I am going to mention a few things on the other side of my family or the Stansfield side.

I read a book a short time ago about the Stansfields. Several hundred years ago, they were residing in France, side by side with a neighbor named Draper. They all emigrated to England and bought estates side by side where they prospered. There were two James Stansfields, James I and James II. I have heard Jack’s father speak of them many times. Then the Mormon missionaries came and converted them and they came to Utah. One of Grandpa Stansfield’s Uncles tried to get them to stay in England. He promised to make them the richest Stansfields in England but the lure of America was too great. So his mother and the eight children came here. The father, who followed later found when he got there that Grandmother had married another man and when he got here, she and her new husband had fled to California leaving all the children. Grandpa Stansfield was nineteen and he had to support them and the little girl, Lizzie, had to keep house. The old man’s name was Sam. He never saw his wife again. He died here in Mt. Pleasant and is buried here. The rest of the family moved to Idaho and California.

And on Grandma Stansfield’s side of the family …….She was a Nielson, her name, Sophie, her father’s, Frederick Nielson, mother’s name, Margaret. They were all born in Denmark. When they joined the Mormon Church, they were told to leave at once for America. The children were sick with the measles when they left and they were many weeks on the ocean. Their food and water ran out. The youngest child died and was buried at sea. They finally arrived in Utah and it was not like it had been pictured at all.
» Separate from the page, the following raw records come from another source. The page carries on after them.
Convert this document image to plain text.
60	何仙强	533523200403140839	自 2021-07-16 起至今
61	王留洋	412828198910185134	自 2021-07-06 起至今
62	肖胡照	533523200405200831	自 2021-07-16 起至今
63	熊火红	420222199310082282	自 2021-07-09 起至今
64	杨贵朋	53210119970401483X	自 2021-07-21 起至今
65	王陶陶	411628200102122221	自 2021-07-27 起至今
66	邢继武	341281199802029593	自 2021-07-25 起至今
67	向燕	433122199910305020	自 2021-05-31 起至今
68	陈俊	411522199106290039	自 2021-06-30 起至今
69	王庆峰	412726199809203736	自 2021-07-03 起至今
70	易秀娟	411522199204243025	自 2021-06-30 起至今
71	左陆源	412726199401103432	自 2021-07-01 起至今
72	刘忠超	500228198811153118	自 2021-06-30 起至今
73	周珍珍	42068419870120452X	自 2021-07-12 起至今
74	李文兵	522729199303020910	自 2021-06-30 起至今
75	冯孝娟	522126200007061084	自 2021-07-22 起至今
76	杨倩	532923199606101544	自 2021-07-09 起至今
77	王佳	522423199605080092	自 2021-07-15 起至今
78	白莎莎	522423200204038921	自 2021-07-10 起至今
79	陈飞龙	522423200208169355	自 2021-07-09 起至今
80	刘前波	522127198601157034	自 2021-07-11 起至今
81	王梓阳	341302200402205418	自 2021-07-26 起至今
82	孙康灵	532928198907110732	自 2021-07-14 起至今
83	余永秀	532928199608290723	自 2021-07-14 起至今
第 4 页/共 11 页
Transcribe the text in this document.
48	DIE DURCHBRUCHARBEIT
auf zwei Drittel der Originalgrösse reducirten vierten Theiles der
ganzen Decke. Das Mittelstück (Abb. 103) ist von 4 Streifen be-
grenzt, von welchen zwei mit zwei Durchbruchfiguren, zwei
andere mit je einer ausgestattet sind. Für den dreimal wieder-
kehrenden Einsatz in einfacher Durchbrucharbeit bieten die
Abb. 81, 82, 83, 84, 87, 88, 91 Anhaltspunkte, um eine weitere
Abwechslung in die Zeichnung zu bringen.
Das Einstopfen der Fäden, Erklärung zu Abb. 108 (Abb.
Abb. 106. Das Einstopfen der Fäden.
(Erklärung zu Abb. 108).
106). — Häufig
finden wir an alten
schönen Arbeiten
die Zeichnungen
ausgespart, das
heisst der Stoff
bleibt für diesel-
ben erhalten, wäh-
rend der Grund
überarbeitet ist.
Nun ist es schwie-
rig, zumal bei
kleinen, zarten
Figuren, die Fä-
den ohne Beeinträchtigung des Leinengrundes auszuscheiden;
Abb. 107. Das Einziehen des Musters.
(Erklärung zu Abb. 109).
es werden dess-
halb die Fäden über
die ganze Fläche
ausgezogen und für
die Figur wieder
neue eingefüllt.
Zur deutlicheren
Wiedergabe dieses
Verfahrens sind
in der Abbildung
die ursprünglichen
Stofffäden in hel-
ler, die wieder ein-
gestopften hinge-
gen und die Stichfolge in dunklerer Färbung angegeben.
In Denmark, he was a tailor by trade and had always lived in a large city. He was not used to farming and they nearly starved to death. On crossing the ocean, the girl who died, was so homesick and sick that she kept asking to be taken home again, where they had a little white gate. They apostatized when the other Scandinavians did. Grandmother Nielson died when in her sixties and Grandfather was 94 years old when he died. They had had enough Mormonism to last them the rest of their lives. They had four daughters; Sophia, Maria, Phena, Lizzie; and one son, Alfred.

I often wonder why we didn’t question our Father about his life in Sweden. Ne never spoke of it. I imagine he got bored with life in Sweden and the thought of going to the “New World” as they called it, was very enticing because I don’t think it was the Mormon Church, but I think the Mormon Church was an opportunity for him to break away. He was nineteen years old, just the age for adventure. But with Grandmother; that was another thing. She had a paralytic stroke a few years later and was bedridden, couldn’t speak at all and each one of the children kept her in their homes three months apiece. They all lived in graneries or cellars. She wanted to go back to Sweden but Grandfather wouldn’t take her back. However, he was generous with money for her support. Finally, Aunt Annie Fredricksen made a permanent home for her till she died and got money to buy a farm. She lived seven years after her stroke. We.., I think, if she hadn’t come to Utah, where would we be, so that change changed lots of lives.

Well, a lot of these memories are silly but overlook that part. I may think of more of our early life here in Mt. Pleasant.